Yorgun Beşiktaş'a; bitkin Trabzonspor!
Öncesinde ve sonrasında yorumlarda işlenen bir "Yorgun Beşiktaş" teması var!
Bu tema üzerinden maç oynanmadan önce "Trabzonspor'un yorgun Beşiktaş'ı yenebileceği" beklentisi servis edilmişti. Maçtan sonra da, "Yorgun Beşiktaş'ı yenemedi" gerçeği servis edildi.
Yahu, iyi güzel de, Trabzonspor'un önce Beşiktaş'a değil de kendisine bakması, yani Hacı Bektaş Veli'nin dediği gibi, "Her ne arar isen kendinde ara"ması gerekmiyor mu?
Bu da, futbolda yorgun Beşiktaş'ın karşısında, her haliyle "Bitkin bir Trabzonspor" olduğu gerçeğini görmek anlamına gelmez mi?
Hoca değil, futbolcu farkı!
Trabzonspor-Beşiktaş maçının ikinci yarısının ortalarında teknik direktörlerin yaptıkları değişiklikler tamamen doğru idi.
Ama Şenol Güneş'in doğruları, Rıza Çalımbay'ınkilere üstünlük sağladı ve Beşiktaş maçı 2-0 kazandı. 3-0 da olabilirdi.
Şenol Güneş'in Caner-Negredo müdahalesine, Rıza Çalımbay kulübeden Yusuf-Rodallega'yı sahaya sürmekle cevap vermesi doğru tercih idi.
Ancak, sonucu Caner-Negredo ikilisinin Babel'e "al da at" dercesine sağladığı pozisyon tayin etti.

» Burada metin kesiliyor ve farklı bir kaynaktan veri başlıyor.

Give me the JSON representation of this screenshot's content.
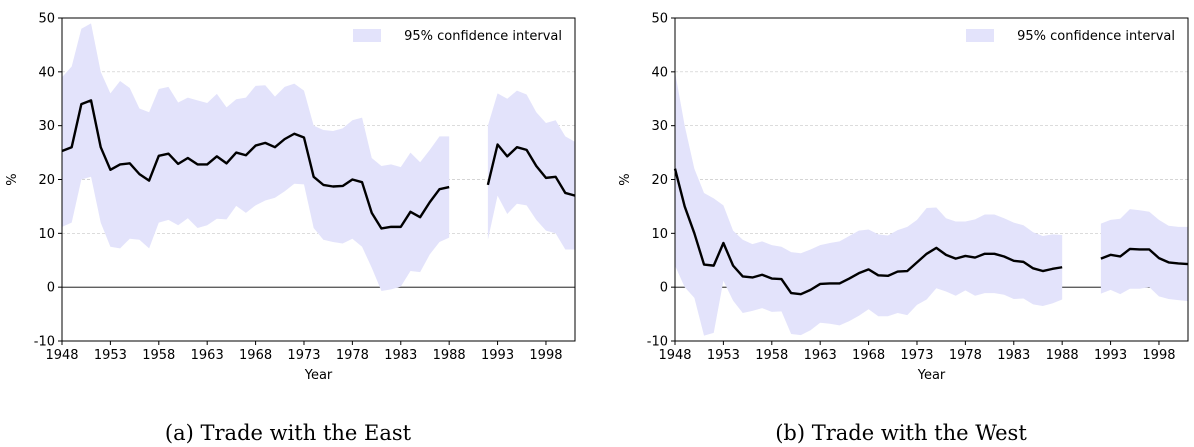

Maç 2-0 bitti, ama 3'üncüsü de kıl payı kaçtı. Yusuf ile Rodallega'nın ise son yarım saatte oyunda olup olmadıkları belli bile olmadı!
Kim isterse istifa?
Valla, bu memlekette her şey bileşik kaplar misalidir. Tepeden tırnağa her şey değil ise bile çok şey birbirine benzer.
Nasıl mı?
Bakın, Beşiktaş maçından sonra Trabzonspor tribünleri yöneticileri haklı olarak istifaya davet etti.
Eden var mı?
Yok!
Neden? Çünkü bu ülkede istifa Türkiye genelinde halkın, Trabzonspor tribünlerinde ise seyirciye, yani taraftarın isteği ile vücuda gelmez!
Genelden yerele, kulüplerden sivil toplum örgütlerine kadar biri, ya da birileri ister ise, istifa da zuhur eyler.
Çünkü, kitaptaki ile hiçbir benzerliği bulunmayan Türk Tipi demokrasi de, Türkiye'de istifanın tarifi böyledir!
Ağzını yırtarlar!
Temel, Dursun'a ben diyeyim; "Memleketi", siz söyleyin; "Trabzonspor'u" sordu!
-"Nasıl gidiyor?"
Dursun; "Dört dörtlük! Dört dörtlük!" diye cevapladı.
Sonra, biraz yürüdükten sonra geri dönüp seslendi:
-"Aksini söyleyenin ağzını yırtarlar!"